Course Title: Machine Learning (Master’s Bologna Study Program)
Lecturer:
Prof. Dr. Igor Kononenko
Assistants: Dr. Petar Vračar, Dr. Matej Pičulin
Main Goal of the Course:
To understand the basic principles and methods of machine learning.
Content:
- Overview of machine learning methods
- (Machine) learning and (artificial) intelligence, early successes of machine learning
- Basic principles of machine learning and investigative algorithms for machine learning subproblems
- Advanced methods for attribute evaluation
- Introduction to artificial neural networks: Hopfield NN, RBF, multi-layer NN, (informative deep NN only)
- Unsupervised learning (informative only classification), association rules
- Knowledge representation (informative only ILP), Bayesian learning: Bayesian classifier, Naive Bayes and non-naive Bayes, semi-naive Bayes, Bayesian networks, TAN
- Probability calibration and reliability evaluation of individual predictions, combining machine learning algorithms
- Visualization and interpretation of individual predictions
- Learning from data streams, active learning
- Basics of learnability theory
Topics not covered in the course:
(multitask learning, semi-supervised learning, reinforcement learning, constructive induction, learning plans, equation system discovery, image mining, graph and network mining, COLT, time series analysis, spatial data mining, user profiling, recommendation systems, inductive logic programming)
Prerequisites:
- Construction and pruning of decision and regression trees
- Naive Bayes
- K-nearest neighbors
- Locally weighted regression
- Learning evaluation (classification accuracy, confusion matrix, Brier score, information content of response, sensitivity, specificity, ROC curve, MSE, RMSE, MAE, RMAE, cross-validation)
- Preprocessing of learning examples, visualization
- Algorithm comparison, statistical tests, Bonferroni correction
Exercises:
In exercises, methods and techniques presented in lectures are practiced. Students also solve homework assignments (online quizzes, from which each student receives a grade DN, which must be at least 50% to receive a grade for the course).
Research Tasks and MLDM (Machine Learning and Data Mining) Workshop:
Each student (or up to two in a group):
- Chooses a subfield of machine learning (except for computer vision learning),
- Prepares a review of the chosen subfield, selects a specific problem/data and machine learning algorithms, conducts experiments, and analyzes the results,
- Mid-semester, presents the idea of the research paper and work plan during a lecture,
- Independently writes a report in the form of an article for the workshop (in English) and submits it for the workshop,
- Defends the research task at the workshop (MLDM Workshop), which is organized in the last two weeks of the semester as part of the lecture.

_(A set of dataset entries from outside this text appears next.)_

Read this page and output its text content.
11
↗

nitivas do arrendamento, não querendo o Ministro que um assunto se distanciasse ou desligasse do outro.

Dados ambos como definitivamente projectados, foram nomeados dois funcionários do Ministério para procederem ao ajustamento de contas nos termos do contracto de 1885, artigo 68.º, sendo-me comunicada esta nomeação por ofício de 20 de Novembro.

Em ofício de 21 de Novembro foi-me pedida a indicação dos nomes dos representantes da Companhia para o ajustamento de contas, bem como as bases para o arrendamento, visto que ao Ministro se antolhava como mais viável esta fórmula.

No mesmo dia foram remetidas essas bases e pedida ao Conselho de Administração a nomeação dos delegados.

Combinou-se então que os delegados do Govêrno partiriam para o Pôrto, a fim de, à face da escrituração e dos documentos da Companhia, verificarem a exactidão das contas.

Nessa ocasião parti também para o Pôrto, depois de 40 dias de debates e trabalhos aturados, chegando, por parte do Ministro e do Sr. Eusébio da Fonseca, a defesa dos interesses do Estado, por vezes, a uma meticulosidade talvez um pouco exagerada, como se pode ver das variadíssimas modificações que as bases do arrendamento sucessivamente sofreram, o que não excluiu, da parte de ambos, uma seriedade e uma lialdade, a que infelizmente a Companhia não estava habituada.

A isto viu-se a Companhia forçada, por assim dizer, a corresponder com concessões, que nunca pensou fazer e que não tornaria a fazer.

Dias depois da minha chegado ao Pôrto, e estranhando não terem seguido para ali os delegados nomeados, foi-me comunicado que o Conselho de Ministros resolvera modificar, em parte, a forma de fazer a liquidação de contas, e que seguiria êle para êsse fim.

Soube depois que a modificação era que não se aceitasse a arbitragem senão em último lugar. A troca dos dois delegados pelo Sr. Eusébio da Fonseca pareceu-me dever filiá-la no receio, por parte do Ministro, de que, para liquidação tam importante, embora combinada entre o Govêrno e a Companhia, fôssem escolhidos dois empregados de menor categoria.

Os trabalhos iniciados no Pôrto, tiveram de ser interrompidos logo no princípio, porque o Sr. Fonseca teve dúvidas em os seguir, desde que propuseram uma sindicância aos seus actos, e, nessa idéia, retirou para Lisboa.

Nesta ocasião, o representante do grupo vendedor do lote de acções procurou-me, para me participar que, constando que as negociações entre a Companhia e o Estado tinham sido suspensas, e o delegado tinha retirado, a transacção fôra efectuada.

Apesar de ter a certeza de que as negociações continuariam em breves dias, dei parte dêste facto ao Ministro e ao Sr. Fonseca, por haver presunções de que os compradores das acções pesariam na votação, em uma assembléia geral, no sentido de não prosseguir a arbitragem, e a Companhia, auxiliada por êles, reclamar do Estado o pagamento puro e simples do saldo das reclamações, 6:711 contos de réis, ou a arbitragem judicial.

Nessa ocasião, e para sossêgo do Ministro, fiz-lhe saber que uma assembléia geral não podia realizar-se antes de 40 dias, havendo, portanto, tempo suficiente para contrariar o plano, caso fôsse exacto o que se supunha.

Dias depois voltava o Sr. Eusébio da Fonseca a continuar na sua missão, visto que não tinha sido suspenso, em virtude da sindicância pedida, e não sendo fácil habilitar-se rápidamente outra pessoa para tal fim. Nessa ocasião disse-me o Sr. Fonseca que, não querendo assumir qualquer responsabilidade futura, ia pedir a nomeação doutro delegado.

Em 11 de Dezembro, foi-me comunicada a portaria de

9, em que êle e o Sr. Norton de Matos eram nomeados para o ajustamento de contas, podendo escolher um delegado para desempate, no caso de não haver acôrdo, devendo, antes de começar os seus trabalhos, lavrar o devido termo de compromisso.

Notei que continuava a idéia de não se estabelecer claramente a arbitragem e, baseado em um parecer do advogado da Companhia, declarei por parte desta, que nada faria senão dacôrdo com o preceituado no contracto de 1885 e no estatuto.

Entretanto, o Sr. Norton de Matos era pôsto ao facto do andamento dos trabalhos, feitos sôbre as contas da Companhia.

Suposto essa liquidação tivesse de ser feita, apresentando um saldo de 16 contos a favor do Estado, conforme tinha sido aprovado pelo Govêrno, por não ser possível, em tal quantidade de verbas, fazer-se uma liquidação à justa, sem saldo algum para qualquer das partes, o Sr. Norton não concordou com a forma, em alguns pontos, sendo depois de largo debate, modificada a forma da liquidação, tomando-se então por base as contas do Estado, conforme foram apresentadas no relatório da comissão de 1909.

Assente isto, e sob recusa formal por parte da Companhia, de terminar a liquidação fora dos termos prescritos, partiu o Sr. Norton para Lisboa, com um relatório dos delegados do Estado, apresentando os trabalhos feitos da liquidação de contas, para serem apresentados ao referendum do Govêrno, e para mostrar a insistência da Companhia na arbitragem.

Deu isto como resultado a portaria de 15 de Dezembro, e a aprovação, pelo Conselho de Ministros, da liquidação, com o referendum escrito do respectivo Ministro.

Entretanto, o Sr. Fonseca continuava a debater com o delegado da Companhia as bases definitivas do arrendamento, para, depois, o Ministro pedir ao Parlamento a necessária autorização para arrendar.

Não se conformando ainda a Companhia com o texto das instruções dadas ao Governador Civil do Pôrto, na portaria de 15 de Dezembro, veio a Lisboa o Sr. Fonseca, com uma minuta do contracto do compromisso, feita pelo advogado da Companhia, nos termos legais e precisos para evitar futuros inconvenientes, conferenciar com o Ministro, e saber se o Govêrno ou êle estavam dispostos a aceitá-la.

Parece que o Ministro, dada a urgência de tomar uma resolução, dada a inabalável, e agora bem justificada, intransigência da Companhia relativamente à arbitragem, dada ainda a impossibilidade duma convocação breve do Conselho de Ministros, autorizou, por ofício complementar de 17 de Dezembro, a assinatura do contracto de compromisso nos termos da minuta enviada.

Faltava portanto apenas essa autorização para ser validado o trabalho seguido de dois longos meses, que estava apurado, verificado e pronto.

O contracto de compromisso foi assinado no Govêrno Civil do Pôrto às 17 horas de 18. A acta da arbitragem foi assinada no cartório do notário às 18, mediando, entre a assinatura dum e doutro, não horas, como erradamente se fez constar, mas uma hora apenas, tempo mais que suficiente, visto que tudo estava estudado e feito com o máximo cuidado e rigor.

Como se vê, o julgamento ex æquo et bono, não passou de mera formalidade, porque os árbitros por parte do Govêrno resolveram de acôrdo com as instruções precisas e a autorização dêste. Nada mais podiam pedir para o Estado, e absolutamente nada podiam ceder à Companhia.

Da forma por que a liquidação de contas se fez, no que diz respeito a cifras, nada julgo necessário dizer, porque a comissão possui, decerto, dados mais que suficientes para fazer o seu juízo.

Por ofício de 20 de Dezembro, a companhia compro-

The grade for the research task (provided the homework grade is positive) counts as the exercise grade (OC). A positive grade from the exercises is a prerequisite for taking the exam. The exercise grade is valid only for the current year. If the student does not pass the exam in the current year, they must redo the homework and research tasks in the next academic year.
Each student (or group, if the research task is carried out by multiple students) must write a report in the form of a scientific article - in English, 6-8 pages long. The format is specified by the instructions for writing an article for the workshop. The PDF version must be submitted by the deadline. At the workshop, each article will be presented in a short lecture (10 min + 5 min discussion).
Participation in the workshop is mandatory for all students.
Exam and Exercise Grade:
[ \text{Grade} = \frac{I + V}{2} ]
- ( V = OC ) if ( DN \geq 50% ), otherwise ( V = 1 ) (fail)
- The condition for taking the exam is ( V > 5 ).
- ( I = ) grade for the written and possibly oral exam.
Exam:
The exam consists of a written and possibly oral part. For the written exam, one A4 sheet handwritten with a regular pencil (erasable) and signed with a pen with the student’s name and registration number is allowed (photocopies and prints are not allowed). This sheet must be submitted along with the written work.
Study Literature
Core:
BOOK:
Igor Kononenko, Matjaž Kukar: Machine Learning and Data Mining: Introduction to Principles and Algorithms, Horwood publ., 2007
PAPERS:
- Reliability of single predictions in classification and regression (paper: Comparison of approaches for estimating reliability of individual regression predictions)
- Calibration of probabilities (paper: Predicting Good Probabilities With Supervised Learning)
- Explaining classification of a single instance (paper: Explaining instance classifications with interactions of subsets of feature values)
- Learning from imbalanced data sets (Book chapter: Use of Prediction Reliability Estimates on Imbalanced Datasets)
- Active learning (Paper: Active Learning Literature Survey)
Additional:
Ian H. Witten, Eibe Frank: Data Mining: Practical Machine Learning Tools and Techniques with Java Implementations. The Morgan Kaufmann, 1999.